As Kevin explains, "We set out to create a soundtrack that captured the true textures of New York City. Since the film moves through several distinct neighborhoods, I prioritized recording location-specific ambiences that reflected each environment. Our sound effects editor, Ryan Billia, and I also have years of NYC recordings—everything from casual sidewalk conversations to the sounds of subway lines, sirens, construction, engines, protests, and everyday street life. All of these real-world recordings were carefully integrated throughout the film alongside the production tracks, which captured a lot of the wonderful sync audio. If you’ve ever lived in New York, you know it can be a raw and chaotic soundscape, and we wanted the audience to feel immersed in that energy and genuinely present in each setting."

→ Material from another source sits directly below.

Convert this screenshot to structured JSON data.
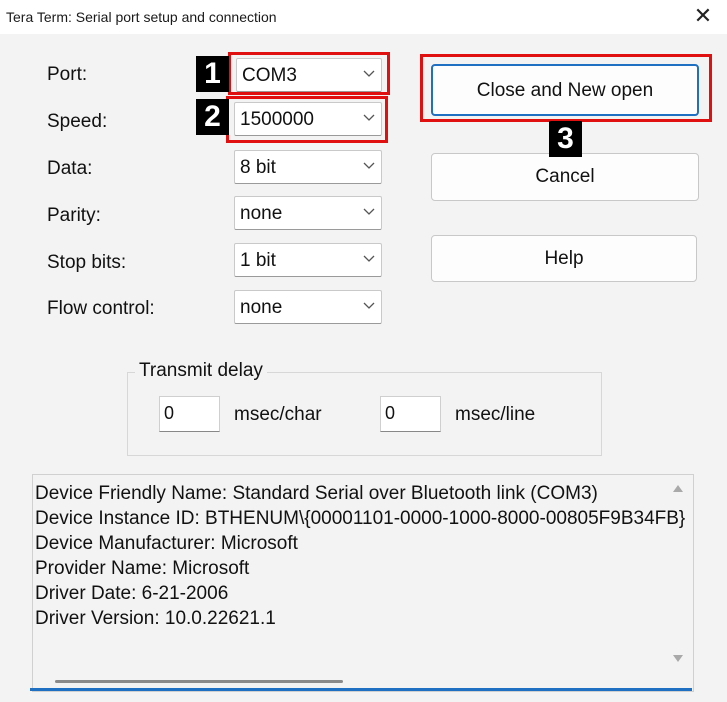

That immersion wasn’t without its challenges. Much of Slumlord Millionaire follows tenant activists at rallies and protests, and the vérité nature of those shoots often meant Steph and Ellen were working with tiny crews (sometimes just the two of them). They’d mic up a subject, hoping they’d be a speaker at the rally or join in the chants. Sometimes it worked; other times, it didn’t.
"Kevin really helped us pull out the key parts of what was recorded," Steph explains, "and blend that with other recordings from the same neighborhoods or spaces he would field record separately."
Kevin and team also tackled editing and preserving dialogue across multiple languages while maintaining the integrity of the filmmakers’ vérité approach. “Working on a film that contains multiple languages can be challenging,” Kevin says. “The dialogue editor, Ben Soiefer, did a great job carefully preserving the edit as the filmmakers intended, while also doing a tremendous job cleaning up the tracks.”
The result is a film where the soundscape carries a lot of weight, simultaneously acting as a memory, presence, loss, and defiance. The sounds of the city remind audiences what’s truly at risk when working-class communities are pushed out: a living, breathing, noisy city.








"We want New York to continue to be a place for everybody," Steph says. "If it’s just for people who can afford luxury housing, you lose that character. There’s no culture; there’s no music."
When you think of New York, you might think of honking cabs, screeching subways, and street performers. Those sounds only represent part of what makes this city so special.
The sounds of communities—block parties and barbecues, impromptu concerts, people chatting on stoops, kids squealing—are really what’s at risk with the rising cost of housing. In Slumlord Millionaire, sound plays a crucial role in reminding all of us that the heart of New York beats loudest in the places most at risk of being silenced.
Slumlord Millionaire is available to stream via PBS, Prime Video, Apple TV, and Xfinity.